Fractional quantum Hall models on lattices

In recent years, there has been much interest in finding fractional quantum Hall models in lattice systems, both because it may lead to new ways to realize fractional quantum Hall physics, and because the lattice gives rise to new effects and possibilities. The lattice model could, e.g., be a spin model as shown on the right or particles on a lattice as shown below.

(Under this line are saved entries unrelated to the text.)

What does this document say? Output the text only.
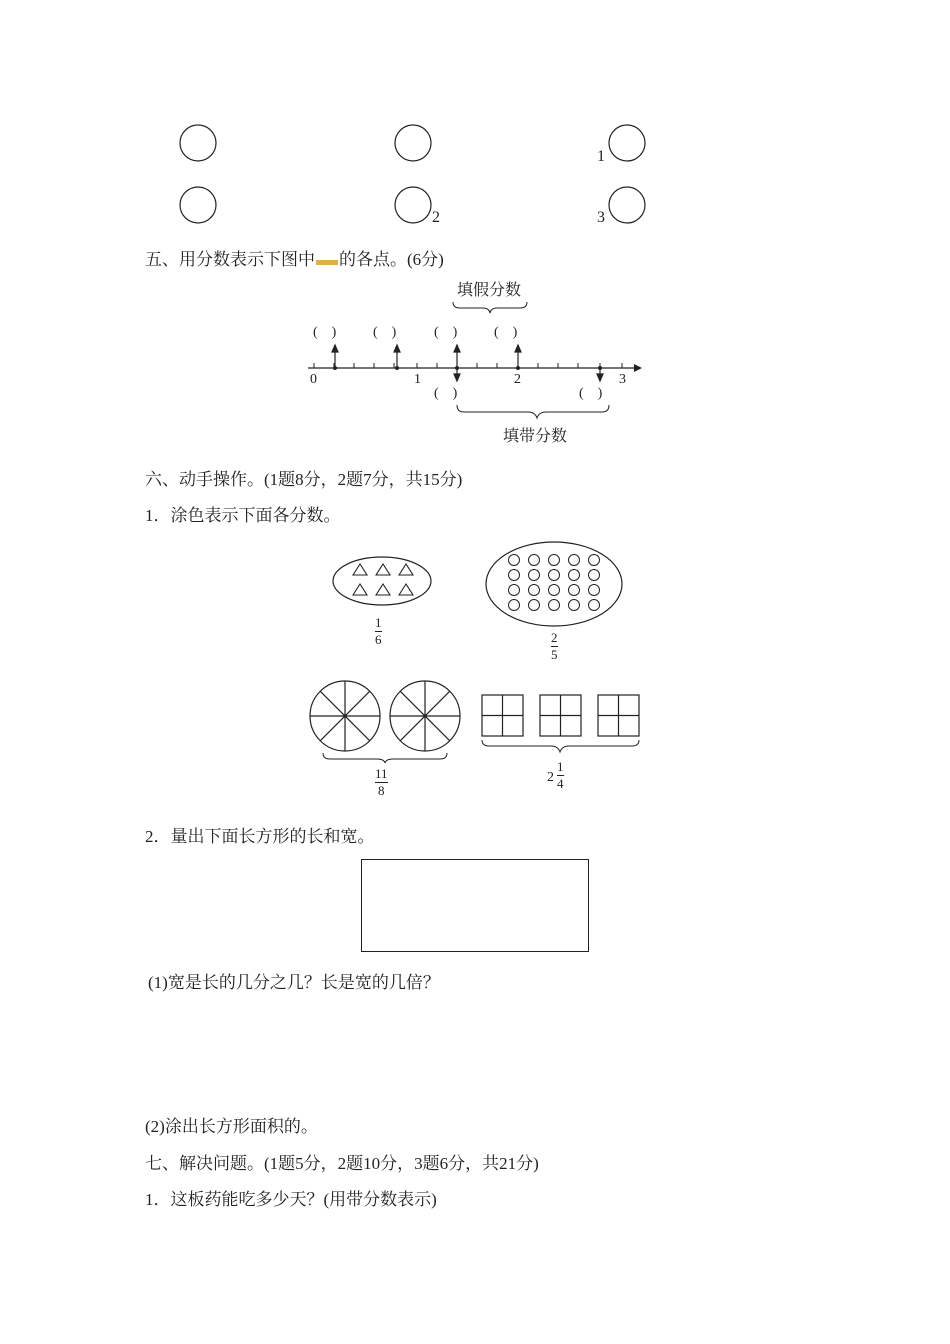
1
2	3
五、用分数表示下图中 的各点。(6分)
填假分数
(    )	(    )	(    )	(    )
0	1	2	3
(    )	(    )
填带分数
六、动手操作。(1题8分，2题7分，共15分)
1．涂色表示下面各分数。
1
6	2
5
11
8
2
1
4
2．量出下面长方形的长和宽。
(1)宽是长的几分之几？长是宽的几倍？
(2)涂出长方形面积的。
七、解决问题。(1题5分，2题10分，3题6分，共21分)
1．这板药能吃多少天？(用带分数表示)
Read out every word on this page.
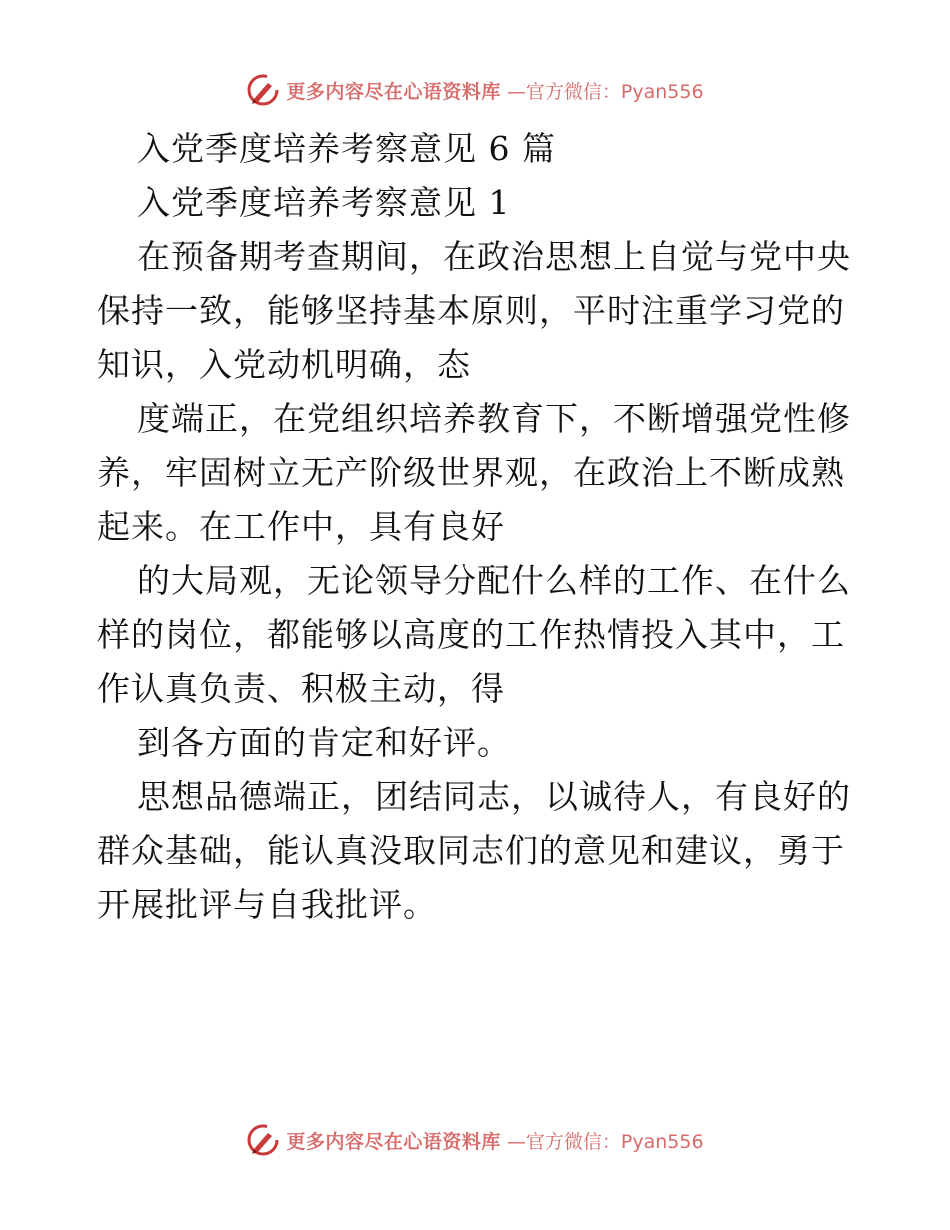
更多内容尽在心语资料库 —官方微信：Pyan556

入党季度培养考察意见 6 篇

入党季度培养考察意见 1

在预备期考查期间，在政治思想上自觉与党中央保持一致，能够坚持基本原则，平时注重学习党的知识，入党动机明确，态

度端正，在党组织培养教育下，不断增强党性修养，牢固树立无产阶级世界观，在政治上不断成熟起来。在工作中，具有良好

的大局观，无论领导分配什么样的工作、在什么样的岗位，都能够以高度的工作热情投入其中，工作认真负责、积极主动，得

到各方面的肯定和好评。

思想品德端正，团结同志，以诚待人，有良好的群众基础，能认真没取同志们的意见和建议，勇于开展批评与自我批评。

更多内容尽在心语资料库 —官方微信：Pyan556
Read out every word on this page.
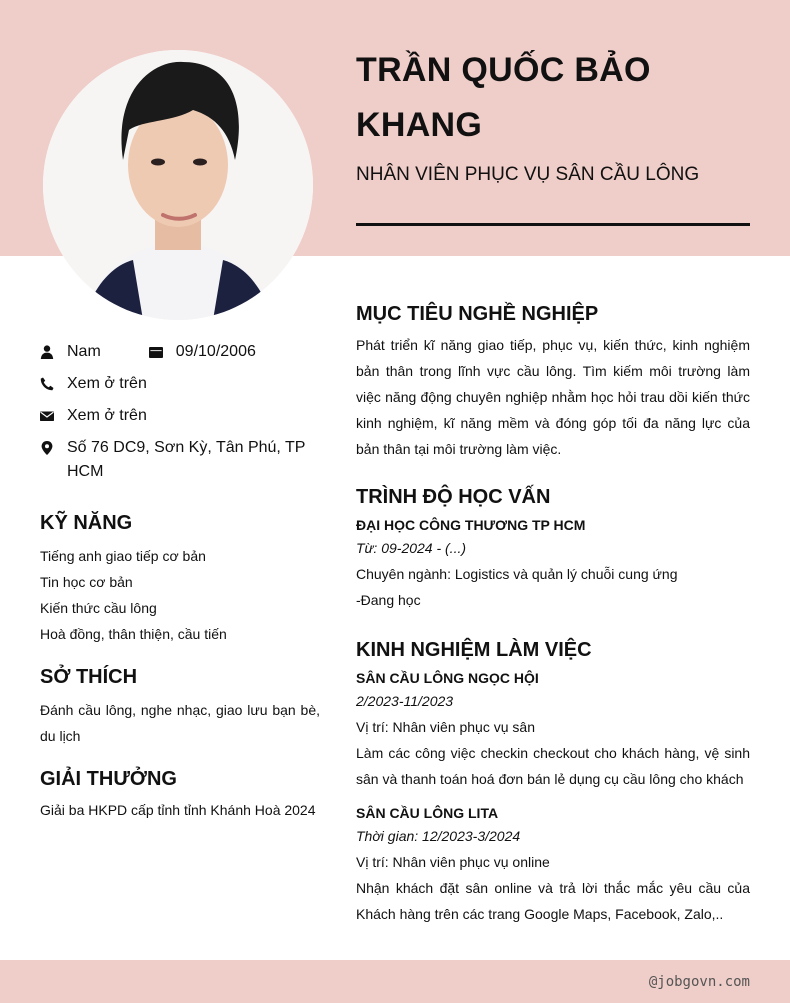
TRẦN QUỐC BẢO KHANG
NHÂN VIÊN PHỤC VỤ SÂN CẦU LÔNG
Nam	09/10/2006
Xem ở trên
Xem ở trên
Số 76 DC9, Sơn Kỳ, Tân Phú, TP HCM
KỸ NĂNG
Tiếng anh giao tiếp cơ bản
Tin học cơ bản
Kiến thức cầu lông
Hoà đồng, thân thiện, cầu tiến
SỞ THÍCH
Đánh cầu lông, nghe nhạc, giao lưu bạn bè, du lịch
GIẢI THƯỞNG
Giải ba HKPD cấp tỉnh tỉnh Khánh Hoà 2024
MỤC TIÊU NGHỀ NGHIỆP
Phát triển kĩ năng giao tiếp, phục vụ, kiến thức, kinh nghiệm bản thân trong lĩnh vực cầu lông. Tìm kiếm môi trường làm việc năng động chuyên nghiệp nhằm học hỏi trau dồi kiến thức kinh nghiệm, kĩ năng mềm và đóng góp tối đa năng lực của bản thân tại môi trường làm việc.
TRÌNH ĐỘ HỌC VẤN
ĐẠI HỌC CÔNG THƯƠNG TP HCM
Từ: 09-2024 - (...)
Chuyên ngành: Logistics và quản lý chuỗi cung ứng
-Đang học
KINH NGHIỆM LÀM VIỆC
SÂN CẦU LÔNG NGỌC HỘI
2/2023-11/2023
Vị trí: Nhân viên phục vụ sân
Làm các công việc checkin checkout cho khách hàng, vệ sinh sân và thanh toán hoá đơn bán lẻ dụng cụ cầu lông cho khách
SÂN CẦU LÔNG LITA
Thời gian: 12/2023-3/2024
Vị trí: Nhân viên phục vụ online
Nhận khách đặt sân online và trả lời thắc mắc yêu cầu của Khách hàng trên các trang Google Maps, Facebook, Zalo,..
@jobgovn.com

It has been demonstrated numerically that it is possible to obtain fractional quantum Hall models in lattice systems by constructing a lattice Hamiltonian having many of the same features as the Hamiltonian in the corresponding continuum systems. We have proposed a different route to obtain fractional quantum Hall models in lattice systems, in which the approach instead is to consider analytical wavefunctions having practically the same form as in the continuum and then derive Hamiltonians for which these lattice states are ground states. This includes, e.g., models with Laughlin and Moore-Read ground states. The analytical form of the wavefunctions allows us to compute interesting properties, including topological properties, of the states for system sizes much larger than what can be reached with exact diagonalization. The exact Hamiltonians of the models contain interactions between spins that are far apart, but in a number of cases we have demonstrated that the Hamiltonian can be transformed into a short-range Hamiltonian without significantly altering the ground state. We have used this observation to propose a scheme to implement a related model in ultracold atoms in optical lattices.

Refs: PRL 108, 257206 (2012), Nat. Commun. 4, 2864 (2013), NJP 17, 082001 (2015), NJP 16, 033025 (2014).


Anyons are quasiparticles with peculiar properties that can appear in topologically ordered quantum many-body systems. They can, for instance, have a charge that is only a fraction of the charge of an electron, and when two anyons are exchanged, the many-body wavefunction is transformed in a more complicated way than just multiplication by a plus or a minus sign. Anyons are hence neither bosons nor fermions. 

We construct models with analytical ground states that can host anyons. By changing the interaction strengths in the Hamiltonian, it is possible to create different types of anyons at specified positions, move the anyons around in the system in a controlled way to do braiding operations, and finally fuse the anyons by bringing them together. The anyons can be studied in great detail using Monte Carlo simulations. We have, for instance, investigated the size and shape of different anyons, computed braiding properties, and studied the effective magnetic field that anyons experience in the systems. We have also found the interesting result that quasielectrons can be constructed in a much simpler way in lattice models than in the continuum. 

Refs: PRB 91, 041106(R) (2015), arXiv:1609.02389, arXiv:1711.00845.

Models of quantum many-body systems from conformal field theory

A typical approach to investigate a quantum system is to first write down the Hamiltonian and then compute the ground state and the properties of the ground state. Interacting quantum systems are, however, difficult to analyze because the resources needed to solve the Schrödinger equation numerically generally grow exponentially with system size, and models that can be solved analytically are therefore particularly helpful to gain insight.

We may then ask how we can find Hamiltonians for which at least the ground state can be found analytically. A more effective approach to find exactly solvable models, however, is to start by writing down an interesting wavefunction and then find a Hamiltonian for which the wavefunction is the ground state.

We have demonstrated that conformal field theory can be used to obtain an interesting family of quantum many-body models (including those discussed above and different types of critical models in 1D) with analytical ground states and few-body Hamiltonians, and we have used Monte Carlo simulations to compute interesting properties of these models. We are also investigating how the physical states inherit properties from the underlying conformal field theory.

Refs: JSTAT 2011, P11014 (2011), Nucl. Phys. B 886, 328 (2014), PRB 96, 115139 (2017).

Interpolation between lattice and continuum models

Fractional quantum Hall models on lattices typically require the number of particles per lattice site to have some fixed value. Since, however, it is possible to have fractional quantum Hall states both in the continuum and in lattices, it is natural to ask, whether we can interpolate between the two cases. To change a lattice model towards the continuum, we should add lattice sites while keeping the number of particles fixed as shown in the figure. For models constructed from conformal field theory, we have found out how to modify the definition of the wavefunctions to add more lattice sites, and we have also proposed a construction that allows the Hamiltonian to be found at lower lattice filling factors. The construction allows us in a direct way to study the effects of the lattice, and it makes comparison to other models easier.

Refs: NJP 16, 033025 (2014), PRB 92, 125105 (2015), PRB 94, 245104 (2016).

Ultracold atoms in optical lattices

Ultracold atoms in optical lattices provide a versatile setup to investigate the physics of quantum many-body systems. We are interested in describing dynamics of trapped ultracold atoms and the possibility of implementing topological models in such systems.

Refs: arXiv:1711.05100PRA 90, 013606 (2014)Nat. Commun. 4, 2864 (2013).